Public comment will be accepted on the draft plan through December 6, 2017, and the draft is fully accessible as per Section 508 of the Rehabilitation Act of 1973.

The last Massachusetts Freight Plan, which was released in 2010, recommended improvements to Worcester’s Franklin Street Terminal, establishment of the Industrial Rail Access Program, the dredging of Boston Harbor, and improvements in freight rail lines’ clearances and weight limits, all initiatives which have been completed or are underway.  These investments will be substantial contributions to Massachusetts’ improved freight system.

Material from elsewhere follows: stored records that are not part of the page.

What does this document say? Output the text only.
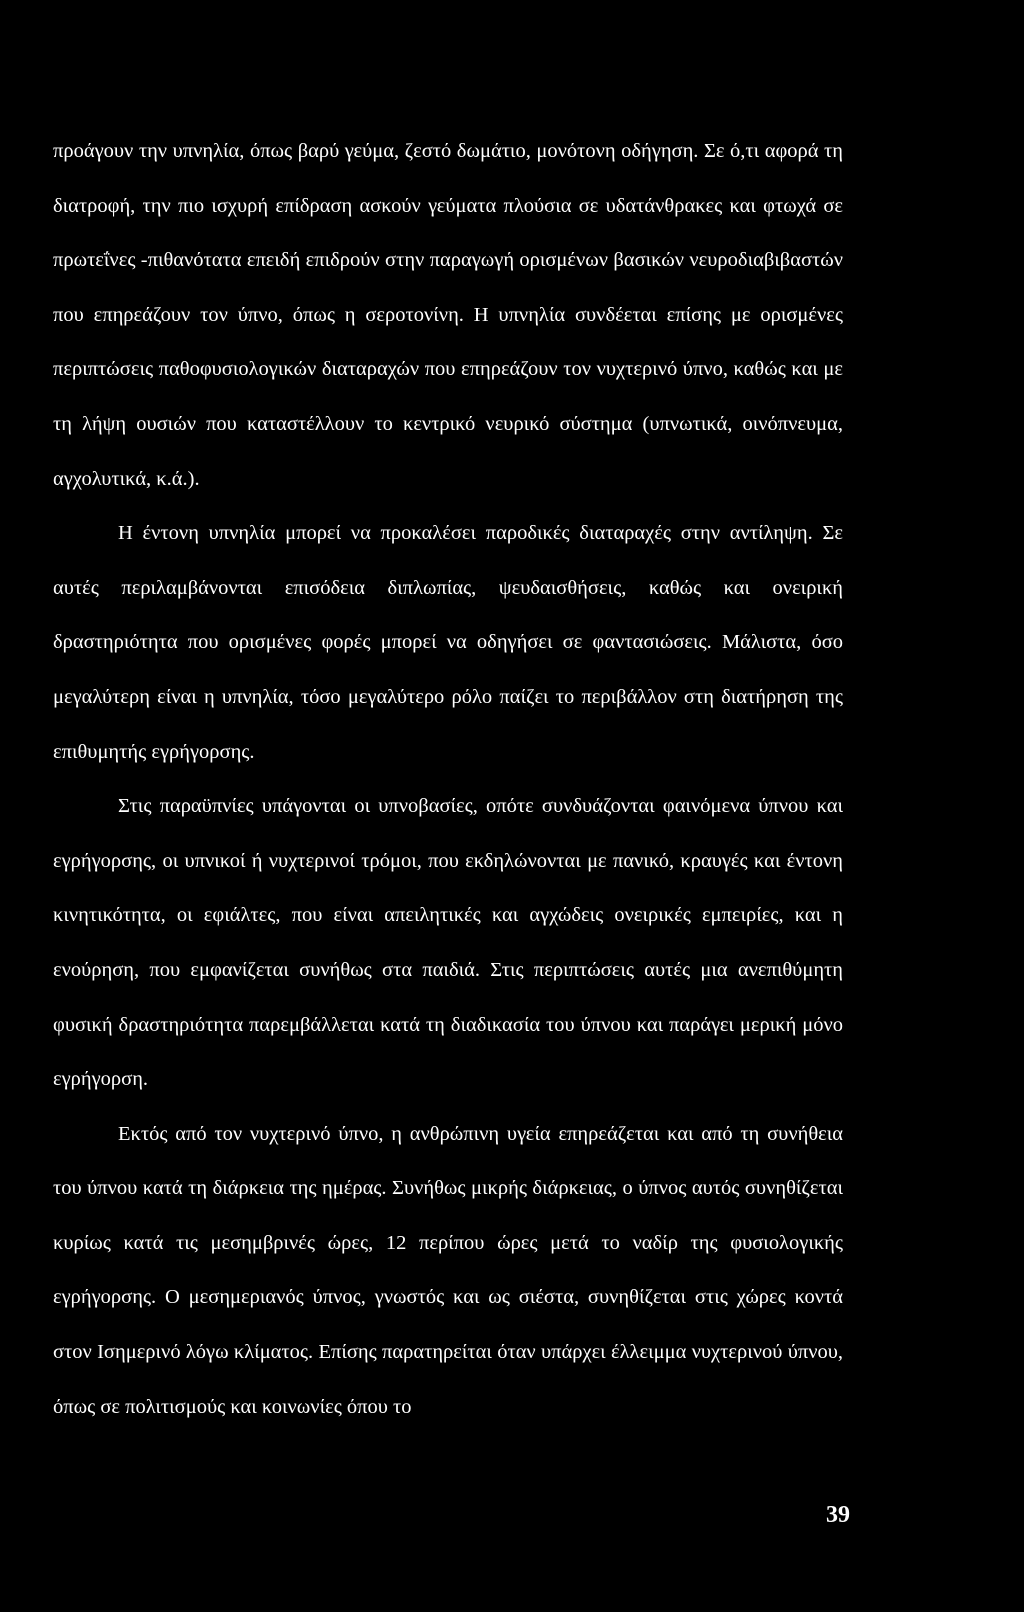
προάγουν την υπνηλία, όπως βαρύ γεύμα, ζεστό δωμάτιο, μονότονη οδήγηση. Σε ό,τι αφορά τη διατροφή, την πιο ισχυρή επίδραση ασκούν γεύματα πλούσια σε υδατάνθρακες και φτωχά σε πρωτεΐνες -πιθανότατα επειδή επιδρούν στην παραγωγή ορισμένων βασικών νευροδιαβιβαστών που επηρεάζουν τον ύπνο, όπως η σεροτονίνη. Η υπνηλία συνδέεται επίσης με ορισμένες περιπτώσεις παθοφυσιολογικών διαταραχών που επηρεάζουν τον νυχτερινό ύπνο, καθώς και με τη λήψη ουσιών που καταστέλλουν το κεντρικό νευρικό σύστημα (υπνωτικά, οινόπνευμα, αγχολυτικά, κ.ά.).

Η έντονη υπνηλία μπορεί να προκαλέσει παροδικές διαταραχές στην αντίληψη. Σε αυτές περιλαμβάνονται επισόδεια διπλωπίας, ψευδαισθήσεις, καθώς και ονειρική δραστηριότητα που ορισμένες φορές μπορεί να οδηγήσει σε φαντασιώσεις. Μάλιστα, όσο μεγαλύτερη είναι η υπνηλία, τόσο μεγαλύτερο ρόλο παίζει το περιβάλλον στη διατήρηση της επιθυμητής εγρήγορσης.

Στις παραϋπνίες υπάγονται οι υπνοβασίες, οπότε συνδυάζονται φαινόμενα ύπνου και εγρήγορσης, οι υπνικοί ή νυχτερινοί τρόμοι, που εκδηλώνονται με πανικό, κραυγές και έντονη κινητικότητα, οι εφιάλτες, που είναι απειλητικές και αγχώδεις ονειρικές εμπειρίες, και η ενούρηση, που εμφανίζεται συνήθως στα παιδιά. Στις περιπτώσεις αυτές μια ανεπιθύμητη φυσική δραστηριότητα παρεμβάλλεται κατά τη διαδικασία του ύπνου και παράγει μερική μόνο εγρήγορση.

Εκτός από τον νυχτερινό ύπνο, η ανθρώπινη υγεία επηρεάζεται και από τη συνήθεια του ύπνου κατά τη διάρκεια της ημέρας. Συνήθως μικρής διάρκειας, ο ύπνος αυτός συνηθίζεται κυρίως κατά τις μεσημβρινές ώρες, 12 περίπου ώρες μετά το ναδίρ της φυσιολογικής εγρήγορσης. Ο μεσημεριανός ύπνος, γνωστός και ως σιέστα, συνηθίζεται στις χώρες κοντά στον Ισημερινό λόγω κλίματος. Επίσης παρατηρείται όταν υπάρχει έλλειμμα νυχτερινού ύπνου, όπως σε πολιτισμούς και κοινωνίες όπου το

39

MassDOT and Massport hope to continue to increase investments in freight corridor improvements by seeking funding from the INFRA Grant Program.  Three applications have been filed:

  1. Massport is requesting $63.33 million in INFRA grant funding to complete the Revitalize New England’s Maritime Gateway Project, $57.93 million, (of the $170.21million total cost), for the design and construction of Berth 10 and the GateVision operating system, and $5.40 million, (of the total $15.1 million total cost), for the design and construction of the Cypher-E Freight Corridor.  Conley Terminal is the heart of Boston’s working port that is home to 7,000 jobs, is Boston’s 6th largest employer, and generates $4.6 billion annually in economic impact.  Twelve of the world’s top 15 shipping lines call the Port of Boston versus five lines just four years ago.

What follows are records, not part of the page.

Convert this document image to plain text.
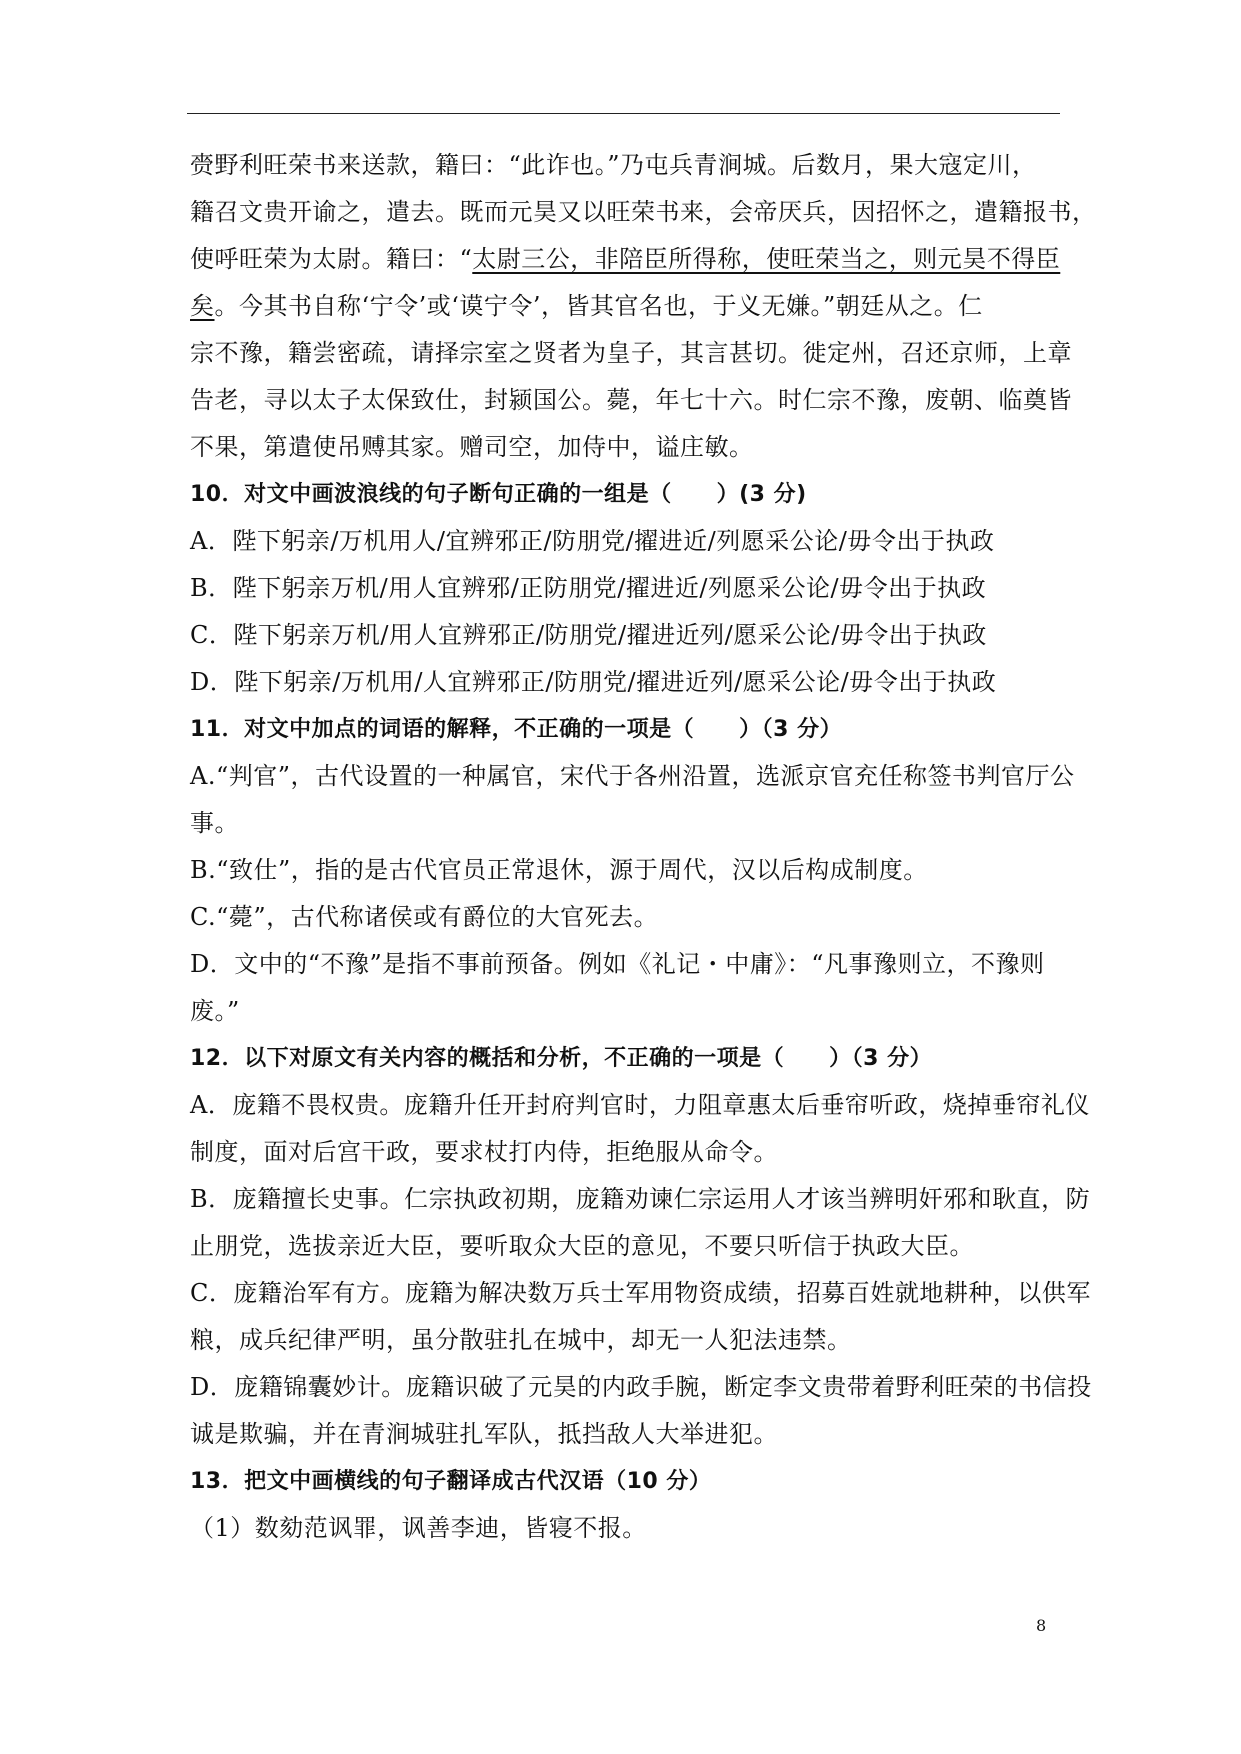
赍野利旺荣书来送款，籍曰：“此诈也。”乃屯兵青涧城。后数月，果大寇定川，
籍召文贵开谕之，遣去。既而元昊又以旺荣书来，会帝厌兵，因招怀之，遣籍报书，
使呼旺荣为太尉。籍曰：“太尉三公，非陪臣所得称，使旺荣当之，则元昊不得臣
矣。今其书自称‘宁令’或‘谟宁令’，皆其官名也，于义无嫌。”朝廷从之。仁
宗不豫，籍尝密疏，请择宗室之贤者为皇子，其言甚切。徙定州，召还京师，上章
告老，寻以太子太保致仕，封颍国公。薨，年七十六。时仁宗不豫，废朝、临奠皆
不果，第遣使吊赙其家。赠司空，加侍中，谥庄敏。
10．对文中画波浪线的句子断句正确的一组是（　　）(3 分)
A．陛下躬亲/万机用人/宜辨邪正/防朋党/擢进近/列愿采公论/毋令出于执政
B．陛下躬亲万机/用人宜辨邪/正防朋党/擢进近/列愿采公论/毋令出于执政
C．陛下躬亲万机/用人宜辨邪正/防朋党/擢进近列/愿采公论/毋令出于执政
D．陛下躬亲/万机用/人宜辨邪正/防朋党/擢进近列/愿采公论/毋令出于执政
11．对文中加点的词语的解释，不正确的一项是（　　）（3 分）
A.“判官”，古代设置的一种属官，宋代于各州沿置，选派京官充任称签书判官厅公
事。
B.“致仕”，指的是古代官员正常退休，源于周代，汉以后构成制度。
C.“薨”，古代称诸侯或有爵位的大官死去。
D．文中的“不豫”是指不事前预备。例如《礼记・中庸》：“凡事豫则立，不豫则
废。”
12．以下对原文有关内容的概括和分析，不正确的一项是（　　）（3 分）
A．庞籍不畏权贵。庞籍升任开封府判官时，力阻章惠太后垂帘听政，烧掉垂帘礼仪
制度，面对后宫干政，要求杖打内侍，拒绝服从命令。
B．庞籍擅长史事。仁宗执政初期，庞籍劝谏仁宗运用人才该当辨明奸邪和耿直，防
止朋党，选拔亲近大臣，要听取众大臣的意见，不要只听信于执政大臣。
C．庞籍治军有方。庞籍为解决数万兵士军用物资成绩，招募百姓就地耕种，以供军
粮，成兵纪律严明，虽分散驻扎在城中，却无一人犯法违禁。
D．庞籍锦囊妙计。庞籍识破了元昊的内政手腕，断定李文贵带着野利旺荣的书信投
诚是欺骗，并在青涧城驻扎军队，抵挡敌人大举进犯。
13．把文中画横线的句子翻译成古代汉语（10 分）
（1）数劾范讽罪，讽善李迪，皆寝不报。
8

  1. MassDOT is requesting $33 million in funding from the INFRA Grant program to complete the I-495 Corridor Improvement Program.  The network of projects involves the redesign and construction of two major interchanges and associated mainline improvements on I-495.  The INFRA funds would supplement $269 million programmed already by MassDOT for the interchange project.  In particular, the INFRA money, if received by MassDOT, would allow MassDOT to incorporate the I-495/Route 9 interchange into the work already being done on the I-495/I-90 interchange project. Because these two interchanges are less than two miles apart, their ability to individually process traffic affects their ability to function jointly as part of the network.

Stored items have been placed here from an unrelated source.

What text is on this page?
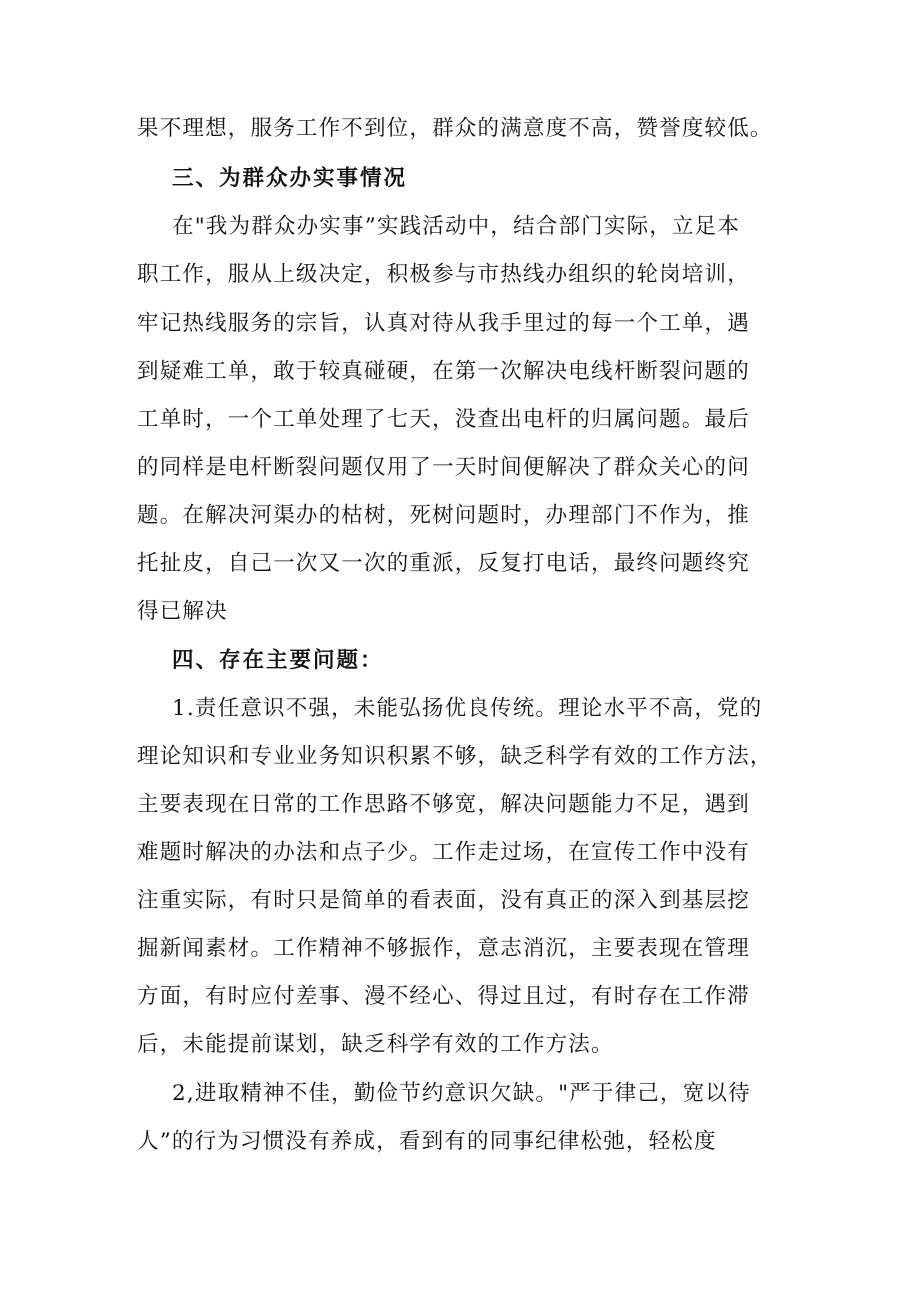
果不理想，服务工作不到位，群众的满意度不高，赞誉度较低。
三、为群众办实事情况
在"我为群众办实事”实践活动中，结合部门实际，立足本
职工作，服从上级决定，积极参与市热线办组织的轮岗培训，
牢记热线服务的宗旨，认真对待从我手里过的每一个工单，遇
到疑难工单，敢于较真碰硬，在第一次解决电线杆断裂问题的
工单时，一个工单处理了七天，没查出电杆的归属问题。最后
的同样是电杆断裂问题仅用了一天时间便解决了群众关心的问
题。在解决河渠办的枯树，死树问题时，办理部门不作为，推
托扯皮，自己一次又一次的重派，反复打电话，最终问题终究
得已解决
四、存在主要问题：
1.责任意识不强，未能弘扬优良传统。理论水平不高，党的
理论知识和专业业务知识积累不够，缺乏科学有效的工作方法，
主要表现在日常的工作思路不够宽，解决问题能力不足，遇到
难题时解决的办法和点子少。工作走过场，在宣传工作中没有
注重实际，有时只是简单的看表面，没有真正的深入到基层挖
掘新闻素材。工作精神不够振作，意志消沉，主要表现在管理
方面，有时应付差事、漫不经心、得过且过，有时存在工作滞
后，未能提前谋划，缺乏科学有效的工作方法。
2,进取精神不佳，勤俭节约意识欠缺。"严于律己，宽以待
人”的行为习惯没有养成，看到有的同事纪律松弛，轻松度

  1. MassDOT is also requesting INFRA Grant funding to upgrade more than 31 miles of rail and twenty bridge structures on the route of the New England Central Railroad, a regional rail corridor running from Connecticut to Canada that serves several significant employers in Massachusetts. This will allow shippers and receivers to “max out” the carrying capacity of each rail car and thereby make rail shipping more cost-effective.  The work in Massachusetts is necessary to close the last “gap” in the 286 thousand pound rail network that is being built in Vermont and Connecticut and allow for significant growth in freight shipments.

The Baker-Polito Administration understands how important it is for Massachusetts to have a modern and efficient road and rail network for the transportation of freight, appreciates input from the public on the draft Freight Plan, and is grateful for the opportunity that USDOT offers through the INFRA program to seek additional money for important infrastructure needs.